Teknoparklar, akademi ve sanayi dünyası arasında bir köprü görevi görerek, ülkelerin inovatif ve teknoloji tabanlı üretimini simgeliyor. Üniversitelerdeki teorik bilginin, sanayinin pratik tecrübesiyle buluşması ile ortaya çıkan bu entegrasyon, ekonomik anlamda yüksek katma değerli ürünlerin üretilmesine olanak tanıyor.
Üniversiteler ve sanayi el ele
Üniversitelerde bulunan teknoparklar, sadece akademik dünyaya değil, aynı zamanda sanayi sektörüne, STK’lara ve kamu kurumlarına da açık olmalıdır. Rektör Prof. Dr. Mustafa Kasım Karahocagil ve ekibi, teknopark süreçleri ve bu süreçlerin sanayi ile entegrasyonu hakkında bilgi almak üzere Ostim Teknik Üniversitesi'ni ziyaret etti.
“Tüm sanayi kurumlarının, STK’ların, kamu kurum ve kuruluşlarının ortak akılla ‘Teknopark’ süreçlerine katılması gerekiyor.”
Ahiliğin teknoparklara katkısı
Ostim Teknik Üniversitesi Rektörü Prof. Dr. Murat Yülek, ahiliğin merkezinin Kırşehir olduğunu ve Ostim sanayisinin bu kültür ile şekillendiğini belirtti.
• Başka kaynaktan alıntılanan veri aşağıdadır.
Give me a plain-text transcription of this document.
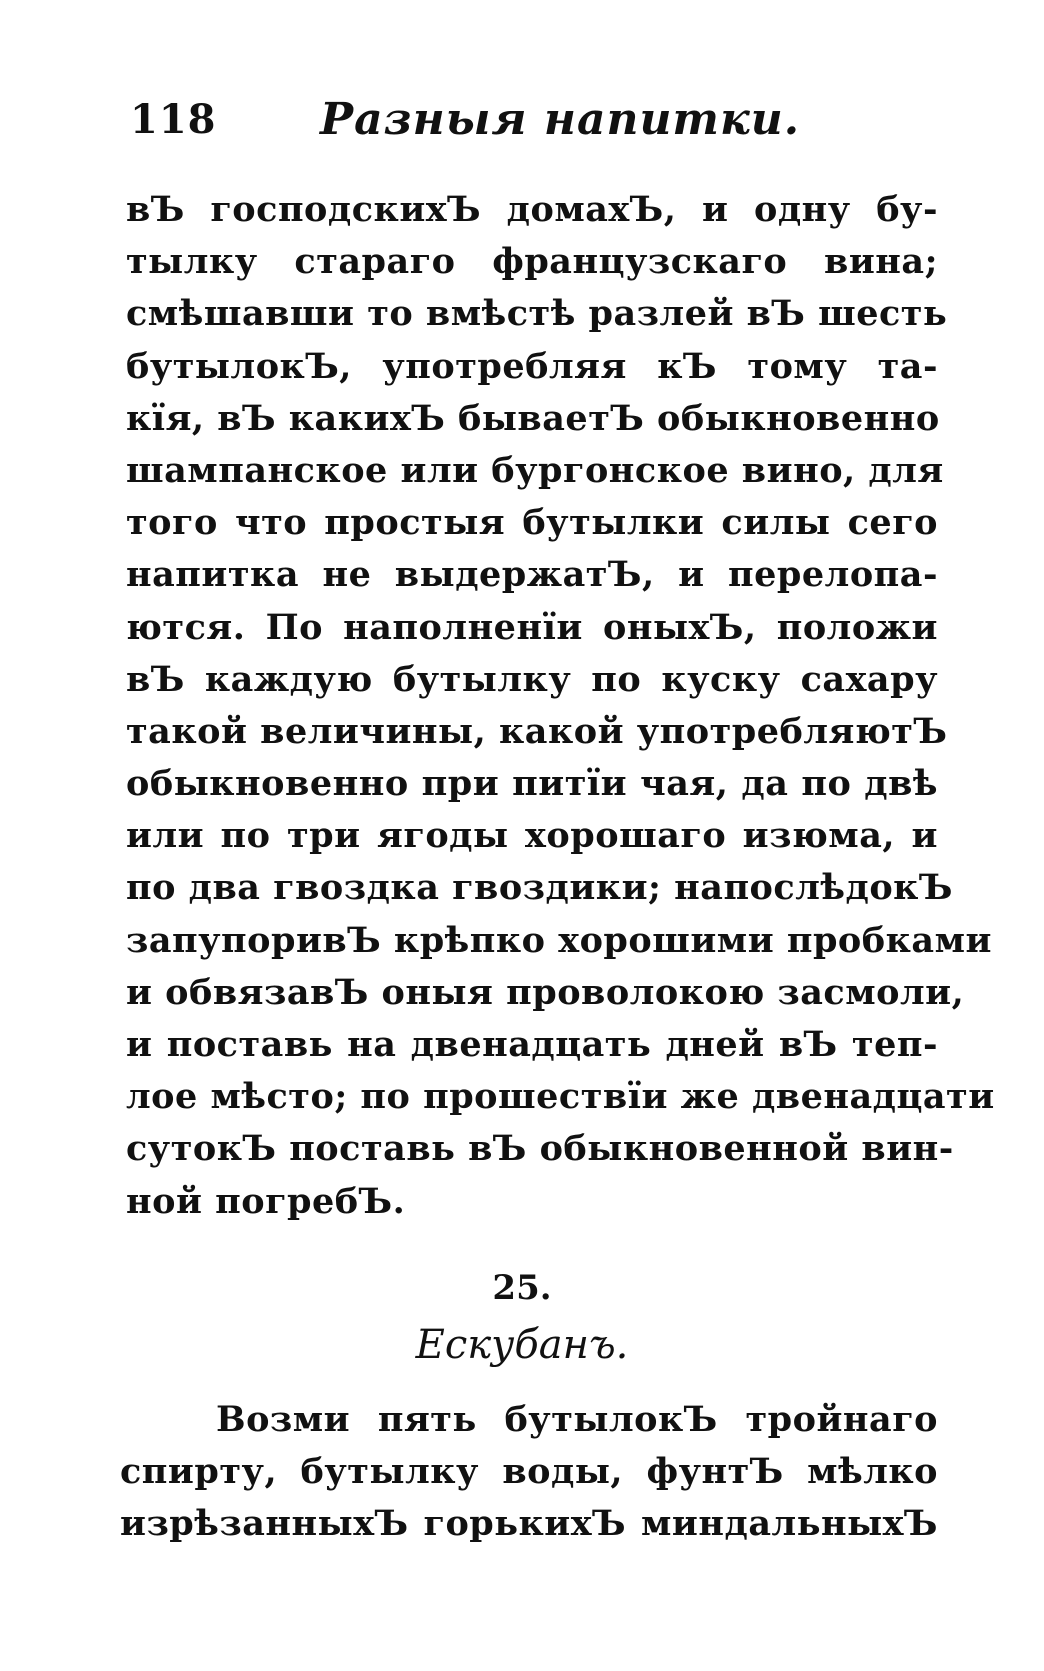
118 Разныя напитки.
вЪ господскихЪ домахЪ, и одну бу-
тылку стараго французскаго вина;
смѣшавши то вмѣстѣ разлей вЪ шесть
бутылокЪ, употребляя кЪ тому та-
кїя, вЪ какихЪ бываетЪ обыкновенно
шампанское или бургонское вино, для
того что простыя бутылки силы сего
напитка не выдержатЪ, и перелопа-
ются. По наполненїи оныхЪ, положи
вЪ каждую бутылку по куску сахару
такой величины, какой употребляютЪ
обыкновенно при питїи чая, да по двѣ
или по три ягоды хорошаго изюма, и
по два гвоздка гвоздики; напослѣдокЪ
запупоривЪ крѣпко хорошими пробками
и обвязавЪ оныя проволокою засмоли,
и поставь на двенадцать дней вЪ теп-
лое мѣсто; по прошествїи же двенадцати
сутокЪ поставь вЪ обыкновенной вин-
ной погребЪ.
25.
Ескубанъ.
Возми пять бутылокЪ тройнаго
спирту, бутылку воды, фунтЪ мѣлко
изрѣзанныхЪ горькихЪ миндальныхЪ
Ahiliğin iş ahlakı ve bilimde ekip çalışmasını vurgulayan prensiplerine işaret eden Rektör Karahocagil, teknoparkların halkla ve sanayiciyle iç içe olma imkanını, ahiliğin öğretileri ışığında bulacağını vurguladı.
Bilgi paylaşımı ve iş birliği
Ziyaret kapsamında iki üniversite arasında AR-GE çalışmaları, inovasyon altyapıları, girişimcilik ekosistemi ve mevcut uygulamalar üzerine kapsamlı bir bilgi paylaşımı gerçekleştirildi. İki rektör de, ahiliğin iş ahlakının ve bilimsel çalışmanın ekip işi olduğuna olan inancın, üniversitelerin teknoparklardaki rolünü ve iş birliğini şekillendireceği görüşünü paylaştılar.
Geleceğin inovatif üretim merkezleri: Teknoparklar
Teknoparklar, üniversitelerdeki bilimsel bilgi birikimini sanayi ile buluşturarak, ülkelerin ekonomisine inovatif ve yüksek teknolojili ürünlerle katkıda bulunan merkezler olarak öne çıkıyor. Gerek Ostim Teknik Üniversitesi gerekse diğer üniversiteler, teknoparklarını sanayi ile entegre ederek, bilgi ve tecrübenin sinerjisiyle ülke ekonomisine katkıda bulunuyorlar.